Pastor Rodney Hudson sees some ways in which the Sandtown-Winchester neighborhood has improved. Children play at the Cumberland and Carey Playground where parents keep a watchful but relaxed eye. He walks me down Carey Street on a warm but windy evening, pointing to each street corner.
“You couldn’t walk down these corners without seeing a drug dealer. You’d see 10,12 guys on these corners.”
The corners are empty, even at sunset. We head towards Baker and Carey Streets, where Hudson had his old church and where over a decade ago, Freddie Gray and his friends used to sell drugs. Hudson used to preach on a megaphone to make the dealers move so parishioners could go to Sunday services in comfort.
“I had a member who lived right there in that house. I took the extension cord and brought my speaker out and started playing the music and preaching. And so — this is a true story — they called the police on me. The drug dealers called the police on me, and they told me I had to move because I was disturbing the peace,” he recounts.

Hudson tells me this to show how some aspects of the neighborhood have gotten safer, which he credits to tandem efforts between the police and community members. But, he doesn’t condemn Freddie Gray.

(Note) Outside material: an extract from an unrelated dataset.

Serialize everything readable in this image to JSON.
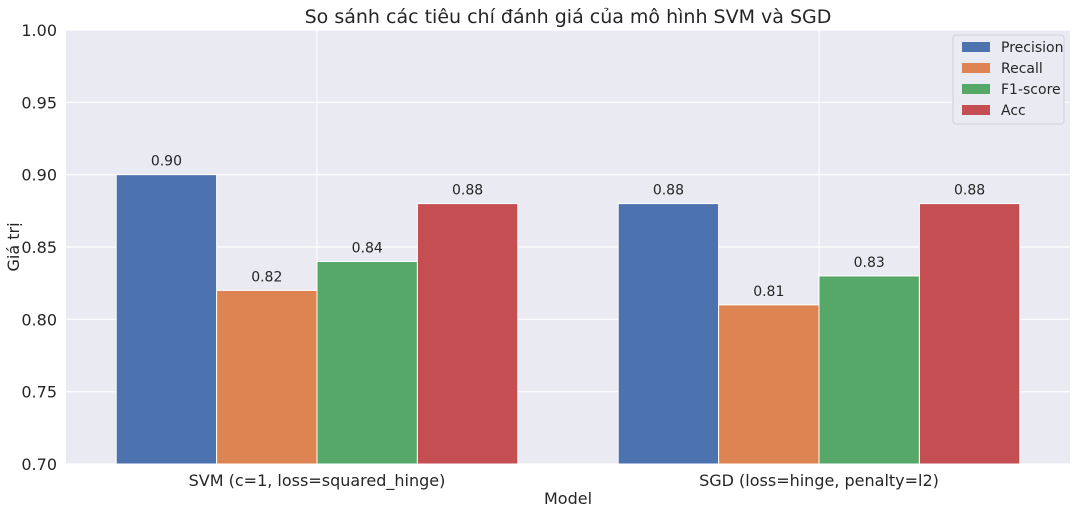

“But he was not a disrespectful young man at all. He was just trying to survive, and the culture at that time would not let him survive the way he could have survived, because the economics of our community, because of the addictions that have plagued our community, were not addressed soon enough.”
And that’s why Hudson says the community has to keep pushing forward.
“What we're trying to prevent is the senseless dying of other Freddie Grays.”